1. A switchable double tappet for a valve train of an internal combustion engine, comprising a cylindrical housing, having an outer casing that can be arranged for oscillation in a guide of the internal combustion engine, the housing has a borehole on the camshaft side, in which an inner element can move axially relative to the borehole, a cam contact surface is provided a lower head of the inner element and projects past an edge of the borehole or extends to a region of the edge, on the other side, at least one coupling slide is located in an interior of the inner element in a decoupled state, and the coupling slide is displaceable for a coupled state in or under a respective catch surface of the housing, between an upper head of the inner element facing away from the lower head and a lower side of a crossbar of the housing, at least one lost-motion spring is tensioned, and in a borehole of the housing facing away from the camshaft above the crossbar, there are two supports located next to one another, on each of which one end of a tappet push rod can be supported.

2. A switchable double tappet according to claim 1, wherein the coupling slide comprises two pistons extending in a transverse borehole in the inner element that are diametrically opposed to one another, and which can be extended for the coupled state into a borehole or peripheral groove which forms the catch surface in the borehole of the housing.

3. A switchable double tappet according to claim 2, wherein the coupling slides are constructed with stepped upper sides for contact with an upper contact surface of the borehole or peripheral groove.

4. A switchable double tappet according to claim 2, wherein the coupling slides are displaceable in a coupling direction by at least one compression spring that contacts inner sides of the slides and are displaceable in a decoupling direction by hydraulic medium that fed to outer sides thereof.

5. A switchable double tappet according to claim 1, wherein a bearing-supported or bushing-supported roller running on a bolt is provided as a cam contact surface.

6. A switchable double tappet according to claim 5, wherein the bolt is held at ends thereof on a tab-like section extending from the lower head of the inner element.

7. A switchable double tappet according to claim 5, wherein the supports are arranged in the housing located next to one another, such that a connecting line runs parallel to an axial line of the bolt or the double tappet can be installed in a guide, such that the connecting line runs between the supports parallel to the camshaft.

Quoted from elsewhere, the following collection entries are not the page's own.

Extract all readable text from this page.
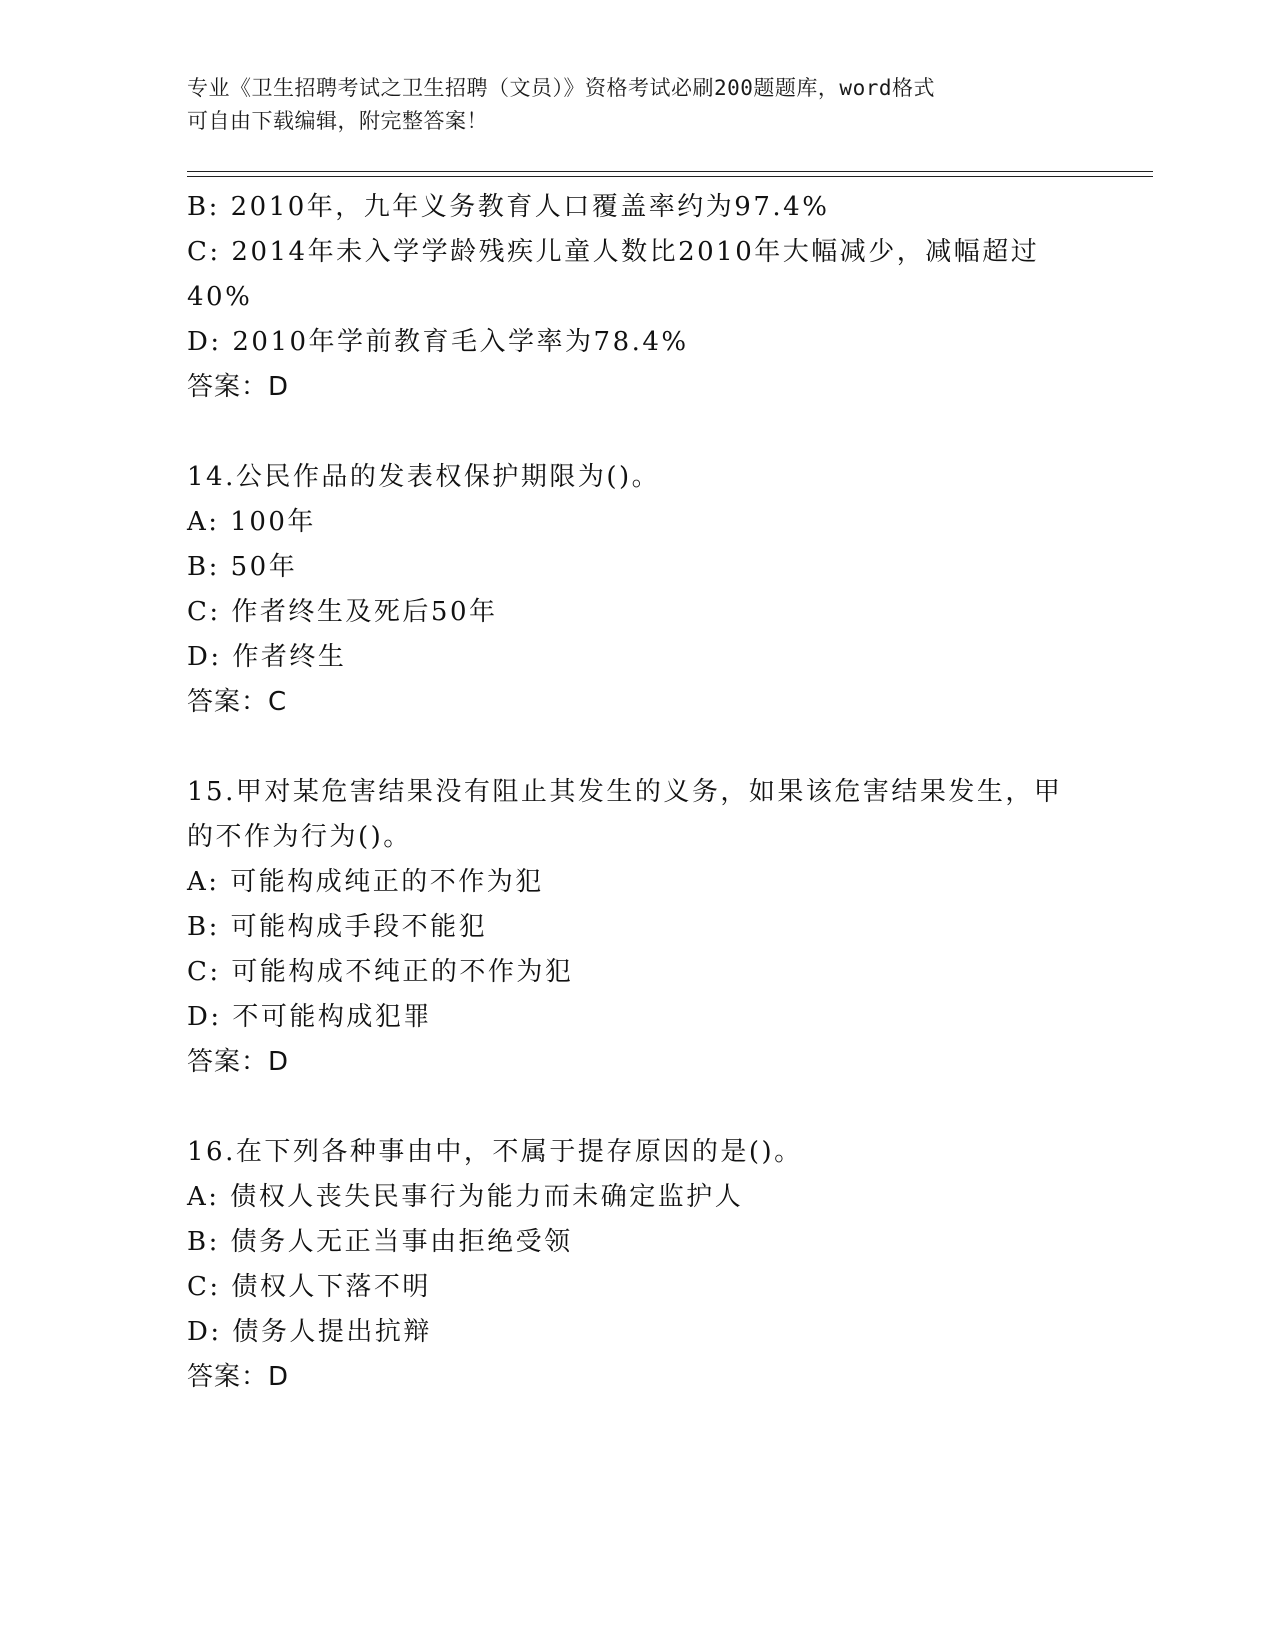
专业《卫生招聘考试之卫生招聘（文员）》资格考试必刷200题题库，word格式
可自由下载编辑，附完整答案！
B: 2010年，九年义务教育人口覆盖率约为97.4%
C: 2014年未入学学龄残疾儿童人数比2010年大幅减少，减幅超过
40%
D: 2010年学前教育毛入学率为78.4%
答案：D
14.公民作品的发表权保护期限为()。
A: 100年
B: 50年
C: 作者终生及死后50年
D: 作者终生
答案：C
15.甲对某危害结果没有阻止其发生的义务，如果该危害结果发生，甲
的不作为行为()。
A: 可能构成纯正的不作为犯
B: 可能构成手段不能犯
C: 可能构成不纯正的不作为犯
D: 不可能构成犯罪
答案：D
16.在下列各种事由中，不属于提存原因的是()。
A: 债权人丧失民事行为能力而未确定监护人
B: 债务人无正当事由拒绝受领
C: 债权人下落不明
D: 债务人提出抗辩
答案：D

8. A switchable double tappet according to claim 1, wherein a rotational locking device extends between the inner element and the housing.

9. A switchable double tappet according to claim 8, wherein the rotational locking device is a pin-groove, ball-groove, or spring-groove connection or comprises complementary flattened sections of an outer casing of the inner element and the borehole of the housing.

10. A switchable double tappet according to claim 1, wherein for each of the supports there is a pressure piston as a component of a hydraulic backlash compensating element, each of the backlash compensating elements further comprises a guide sleeve, in which the pressure piston moves axially, and the guide sleeves are held in a transverse guide spanning the upper borehole of the housing and are supported with bases thereof at least indirectly opposite an upper side of the crossbar.

11. A switchable double tappet according to claim 1, wherein a region of the lower head of the inner element is stepped, and an annular shoulder communicates in the stepped region with a stop projecting from the borehole of the housing, and backlash of at least one of the coupling slides can also be selectively adjusted relative to its catch surface in the housing in the coupled state via the stop.

12. A switchable double tappet according to claim 11, wherein a variable thickness ring or two rings, of which at least one has a variable thickness, are provided as the stop.